We shall be ready to believe that this was part of the great body of proof which was in the Apostle's mind, when pointing to the Gospel with which this Epistle was associated, he wrote of this human but most convincing testimony—"if we receive," as assuredly we do, "the witness of men"—of evangelists among the number.

II.

Too often such discussions as these end unpractically enough. Too often

"When the critic has done his best,
The pearl of price at reason's test
On the Professor's lecture table
Lies, dust and ashes levigable."

But, after all, we may well ask: can we afford to dispense with this well-balanced probability? Is it well for us to face life and death without taking it, in some form, into the account?

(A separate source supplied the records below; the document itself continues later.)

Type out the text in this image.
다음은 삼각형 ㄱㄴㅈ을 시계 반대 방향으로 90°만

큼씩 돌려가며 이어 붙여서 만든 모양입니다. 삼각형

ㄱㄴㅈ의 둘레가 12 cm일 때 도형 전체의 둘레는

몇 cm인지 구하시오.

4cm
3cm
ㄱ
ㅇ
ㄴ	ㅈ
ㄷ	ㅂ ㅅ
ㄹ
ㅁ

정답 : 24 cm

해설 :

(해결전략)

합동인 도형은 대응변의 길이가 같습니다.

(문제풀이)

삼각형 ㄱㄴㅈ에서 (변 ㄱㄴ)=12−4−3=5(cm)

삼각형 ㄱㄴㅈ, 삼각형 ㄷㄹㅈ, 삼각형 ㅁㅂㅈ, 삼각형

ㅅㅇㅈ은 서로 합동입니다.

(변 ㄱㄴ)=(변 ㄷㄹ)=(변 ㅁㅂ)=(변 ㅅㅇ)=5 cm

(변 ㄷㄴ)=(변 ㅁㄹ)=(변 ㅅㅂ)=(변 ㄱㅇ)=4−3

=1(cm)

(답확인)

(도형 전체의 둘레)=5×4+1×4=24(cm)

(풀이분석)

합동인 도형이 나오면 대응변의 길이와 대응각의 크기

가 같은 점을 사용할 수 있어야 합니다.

Now at the present moment, it may safely be said that, for the best and noblest intellects imbued with the modern philosophy, as for the best and noblest of old who were imbued with the ancient philosophy, external to Christian revelation, immortality is still, as before, a fair chance, a beautiful "perhaps," a splendid possibility. Evolutionism is growing and maturing somewhere another Butler, who will write in another, and possibly more satisfying chapter, than that least convincing of any in the Analogy—"of a Future State."

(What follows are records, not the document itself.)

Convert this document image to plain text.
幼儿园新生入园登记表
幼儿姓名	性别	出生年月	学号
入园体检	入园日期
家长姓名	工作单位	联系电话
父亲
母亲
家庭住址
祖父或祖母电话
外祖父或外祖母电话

What has Darwinism to say on the matter?

Much. Natural selection seems to be a pitiless worker; its instrument is death. But, when we broaden our survey, the sum-total of the result is everywhere advance—what is mainly worthy of notice, in man the advance of goodness and virtue. For of goodness, as of freedom,

"The battle once begun
Though baffled oft, is always won."

Humanity has had to travel thousands of miles, inch by inch, towards the light. We have made such progress that we can see that in time, relatively short, we shall be in noonday. After long ages of strife, of victory for hard hearts and strong sinews, goodness begins to wipe away the sweat of agony from her brow; and will stand, sweet, smiling, triumphant in the world. A gracious life is free for man; generation after generation a softer ideal stands before us, and we can conceive a day when "the meek shall inherit the earth." Do not say that evolution, if proved à outrance, brutalises man. Far from it. It lifts him from below out of the brute creation. What theology calls original sin, modern philosophy the brute inheritance—the ape, and the goat, and the tiger—is dying out of man. The perfecting of human nature and of human society stands out as the goal of creation. In a sense, all creation waits for the manifestation of the sons of God. Nor need the true Darwinian necessarily fear materialism. "Livers secrete bile—brains secrete thought," is smart and plausible, but it is shallow. Brain and thought are, no doubt, connected—but the connection is of simultaneousness, of two things in concordance indeed, but not related as cause and effect. If cerebral physiology speaks of annihilation when the brain is destroyed, she speaks ignorantly and without a brief.